El clamor popular en favor de un referéndum para que los ciudadanos españoles opinen ya sobre la forma de Estado tiene dos primeros beneficiarios: la democracia y Felipe VI. La democracia porque es esencial a ella un pronunciamiento cívico sobre si se prefiere que la jefatura del Estado pase de uno a otro de los miembros de una familia o que sean los españoles quienes elijan a su titular mediante su voto. Y Felipe VI porque ese referéndum -fuera cual fuera el resultado- le proporcionaría la legitimación de haber pulsado el criterio de sus conciudadanos, en lugar de aferrarse al derecho sucesorio como única fuente de su poder en una democracia.

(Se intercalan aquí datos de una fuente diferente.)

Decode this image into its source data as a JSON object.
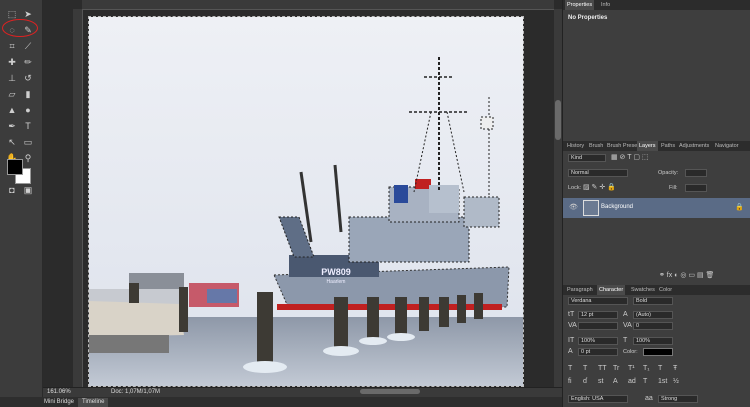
{
  "status": {
    "zoom": "161.06%",
    "doc_info": "Doc: 1,07M/1,07M"
  },
  "bottom_tabs": [
    "Mini Bridge",
    "Timeline"
  ],
  "properties_panel": {
    "tabs": [
      "Properties",
      "Info"
    ],
    "message": "No Properties"
  },
  "layers_panel": {
    "tabs": [
      "History",
      "Brush",
      "Brush Presets",
      "Layers",
      "Paths",
      "Adjustments",
      "Navigator"
    ],
    "kind_label": "Kind",
    "blend_mode": "Normal",
    "opacity_label": "Opacity:",
    "lock_label": "Lock:",
    "fill_label": "Fill:",
    "layer_name": "Background"
  },
  "character_panel": {
    "tabs": [
      "Paragraph",
      "Character",
      "Swatches",
      "Color"
    ],
    "font_family": "Verdana",
    "font_style": "Bold",
    "font_size": "12 pt",
    "leading": "(Auto)",
    "tracking": "0",
    "vert_scale": "100%",
    "horiz_scale": "100%",
    "baseline": "0 pt",
    "color_label": "Color:",
    "language": "English: USA",
    "antialias": "Strong",
    "text_style_glyphs": [
      "T",
      "T",
      "TT",
      "Tr",
      "T¹",
      "T₁",
      "T",
      "Ŧ"
    ],
    "opentype_glyphs": [
      "fi",
      "ɗ",
      "st",
      "A",
      "ad",
      "T",
      "1st",
      "½"
    ]
  },
  "photo": {
    "ship_name": "PW809",
    "ship_port": "Haarlem"
  },
  "colors": {
    "foreground": "#000000",
    "background": "#ffffff",
    "highlight": "#cc2222"
  }
}
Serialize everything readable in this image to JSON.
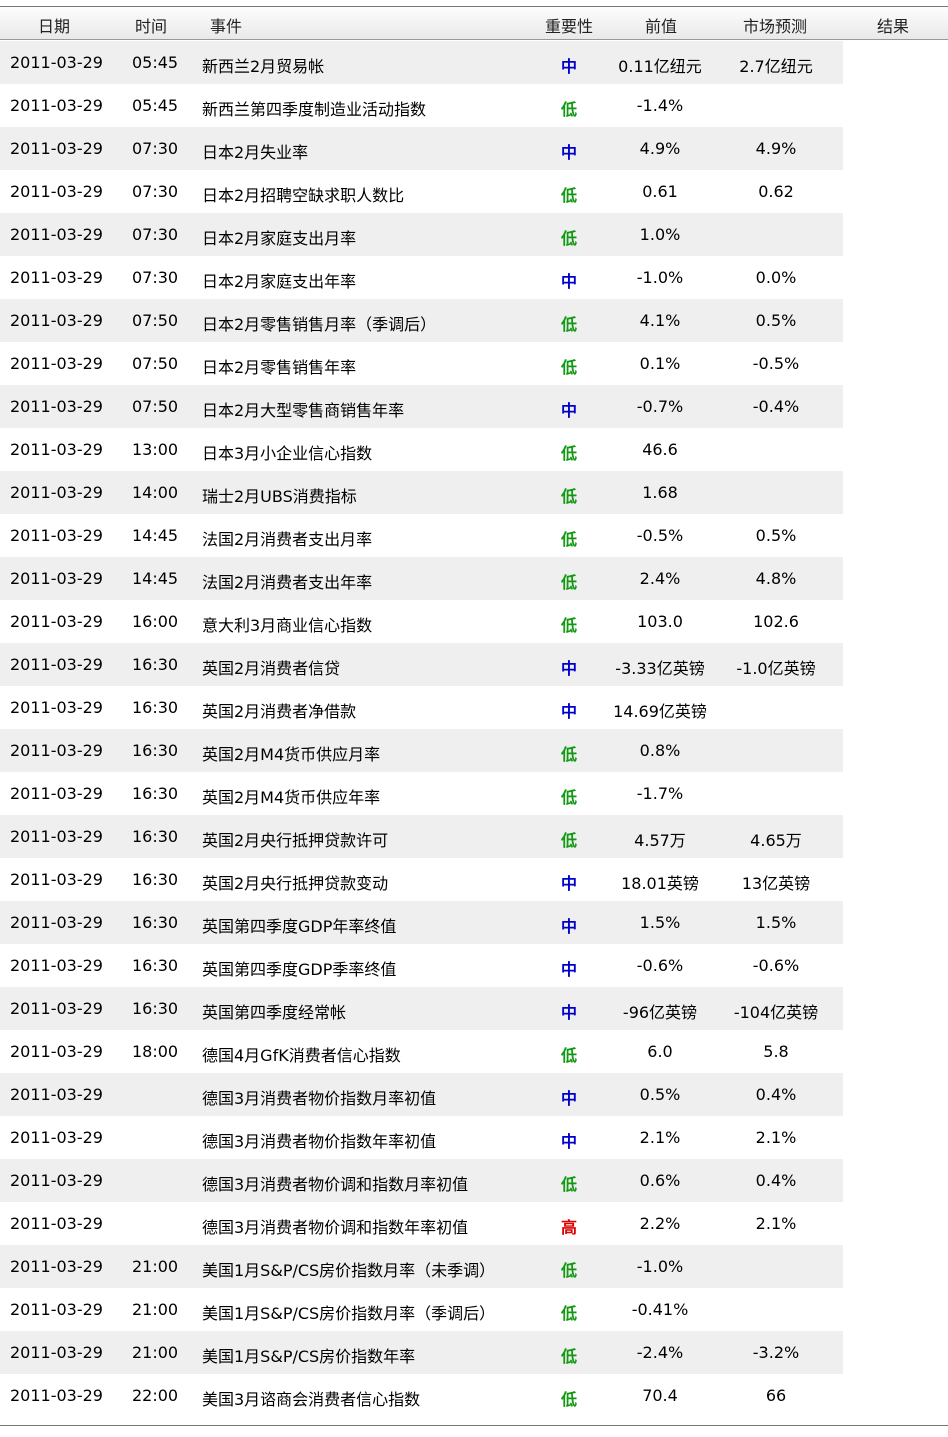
{
  "header": {
    "date": "日期",
    "time": "时间",
    "event": "事件",
    "importance": "重要性",
    "previous": "前值",
    "forecast": "市场预测",
    "result": "结果"
  },
  "colors": {
    "mid": "#0000cc",
    "low": "#119911",
    "high": "#dd0000"
  },
  "rows": [
    {
      "date": "2011-03-29",
      "time": "05:45",
      "event": "新西兰2月贸易帐",
      "importance": "中",
      "previous": "0.11亿纽元",
      "forecast": "2.7亿纽元"
    },
    {
      "date": "2011-03-29",
      "time": "05:45",
      "event": "新西兰第四季度制造业活动指数",
      "importance": "低",
      "previous": "-1.4%",
      "forecast": ""
    },
    {
      "date": "2011-03-29",
      "time": "07:30",
      "event": "日本2月失业率",
      "importance": "中",
      "previous": "4.9%",
      "forecast": "4.9%"
    },
    {
      "date": "2011-03-29",
      "time": "07:30",
      "event": "日本2月招聘空缺求职人数比",
      "importance": "低",
      "previous": "0.61",
      "forecast": "0.62"
    },
    {
      "date": "2011-03-29",
      "time": "07:30",
      "event": "日本2月家庭支出月率",
      "importance": "低",
      "previous": "1.0%",
      "forecast": ""
    },
    {
      "date": "2011-03-29",
      "time": "07:30",
      "event": "日本2月家庭支出年率",
      "importance": "中",
      "previous": "-1.0%",
      "forecast": "0.0%"
    },
    {
      "date": "2011-03-29",
      "time": "07:50",
      "event": "日本2月零售销售月率（季调后）",
      "importance": "低",
      "previous": "4.1%",
      "forecast": "0.5%"
    },
    {
      "date": "2011-03-29",
      "time": "07:50",
      "event": "日本2月零售销售年率",
      "importance": "低",
      "previous": "0.1%",
      "forecast": "-0.5%"
    },
    {
      "date": "2011-03-29",
      "time": "07:50",
      "event": "日本2月大型零售商销售年率",
      "importance": "中",
      "previous": "-0.7%",
      "forecast": "-0.4%"
    },
    {
      "date": "2011-03-29",
      "time": "13:00",
      "event": "日本3月小企业信心指数",
      "importance": "低",
      "previous": "46.6",
      "forecast": ""
    },
    {
      "date": "2011-03-29",
      "time": "14:00",
      "event": "瑞士2月UBS消费指标",
      "importance": "低",
      "previous": "1.68",
      "forecast": ""
    },
    {
      "date": "2011-03-29",
      "time": "14:45",
      "event": "法国2月消费者支出月率",
      "importance": "低",
      "previous": "-0.5%",
      "forecast": "0.5%"
    },
    {
      "date": "2011-03-29",
      "time": "14:45",
      "event": "法国2月消费者支出年率",
      "importance": "低",
      "previous": "2.4%",
      "forecast": "4.8%"
    },
    {
      "date": "2011-03-29",
      "time": "16:00",
      "event": "意大利3月商业信心指数",
      "importance": "低",
      "previous": "103.0",
      "forecast": "102.6"
    },
    {
      "date": "2011-03-29",
      "time": "16:30",
      "event": "英国2月消费者信贷",
      "importance": "中",
      "previous": "-3.33亿英镑",
      "forecast": "-1.0亿英镑"
    },
    {
      "date": "2011-03-29",
      "time": "16:30",
      "event": "英国2月消费者净借款",
      "importance": "中",
      "previous": "14.69亿英镑",
      "forecast": ""
    },
    {
      "date": "2011-03-29",
      "time": "16:30",
      "event": "英国2月M4货币供应月率",
      "importance": "低",
      "previous": "0.8%",
      "forecast": ""
    },
    {
      "date": "2011-03-29",
      "time": "16:30",
      "event": "英国2月M4货币供应年率",
      "importance": "低",
      "previous": "-1.7%",
      "forecast": ""
    },
    {
      "date": "2011-03-29",
      "time": "16:30",
      "event": "英国2月央行抵押贷款许可",
      "importance": "低",
      "previous": "4.57万",
      "forecast": "4.65万"
    },
    {
      "date": "2011-03-29",
      "time": "16:30",
      "event": "英国2月央行抵押贷款变动",
      "importance": "中",
      "previous": "18.01英镑",
      "forecast": "13亿英镑"
    },
    {
      "date": "2011-03-29",
      "time": "16:30",
      "event": "英国第四季度GDP年率终值",
      "importance": "中",
      "previous": "1.5%",
      "forecast": "1.5%"
    },
    {
      "date": "2011-03-29",
      "time": "16:30",
      "event": "英国第四季度GDP季率终值",
      "importance": "中",
      "previous": "-0.6%",
      "forecast": "-0.6%"
    },
    {
      "date": "2011-03-29",
      "time": "16:30",
      "event": "英国第四季度经常帐",
      "importance": "中",
      "previous": "-96亿英镑",
      "forecast": "-104亿英镑"
    },
    {
      "date": "2011-03-29",
      "time": "18:00",
      "event": "德国4月GfK消费者信心指数",
      "importance": "低",
      "previous": "6.0",
      "forecast": "5.8"
    },
    {
      "date": "2011-03-29",
      "time": "",
      "event": "德国3月消费者物价指数月率初值",
      "importance": "中",
      "previous": "0.5%",
      "forecast": "0.4%"
    },
    {
      "date": "2011-03-29",
      "time": "",
      "event": "德国3月消费者物价指数年率初值",
      "importance": "中",
      "previous": "2.1%",
      "forecast": "2.1%"
    },
    {
      "date": "2011-03-29",
      "time": "",
      "event": "德国3月消费者物价调和指数月率初值",
      "importance": "低",
      "previous": "0.6%",
      "forecast": "0.4%"
    },
    {
      "date": "2011-03-29",
      "time": "",
      "event": "德国3月消费者物价调和指数年率初值",
      "importance": "高",
      "previous": "2.2%",
      "forecast": "2.1%"
    },
    {
      "date": "2011-03-29",
      "time": "21:00",
      "event": "美国1月S&P/CS房价指数月率（未季调）",
      "importance": "低",
      "previous": "-1.0%",
      "forecast": ""
    },
    {
      "date": "2011-03-29",
      "time": "21:00",
      "event": "美国1月S&P/CS房价指数月率（季调后）",
      "importance": "低",
      "previous": "-0.41%",
      "forecast": ""
    },
    {
      "date": "2011-03-29",
      "time": "21:00",
      "event": "美国1月S&P/CS房价指数年率",
      "importance": "低",
      "previous": "-2.4%",
      "forecast": "-3.2%"
    },
    {
      "date": "2011-03-29",
      "time": "22:00",
      "event": "美国3月谘商会消费者信心指数",
      "importance": "低",
      "previous": "70.4",
      "forecast": "66"
    }
  ]
}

El referéndum consultivo debería ser la primera decisión de Felipe VI como rey, porque la aceptación que tuvo su padre, cuando facilitó a los españoles la salida del franquismo y el establecimiento de la democracia -digan lo que digan los conspiranoicos sobre las órdenes de Estados Unidos y otras fabulaciones-, no se hereda con los genes. Y al nuevo rey le conviene, tanto como a los españoles, medir electoralmente el nivel de aceptación popular de las opciones monárquica y republicana.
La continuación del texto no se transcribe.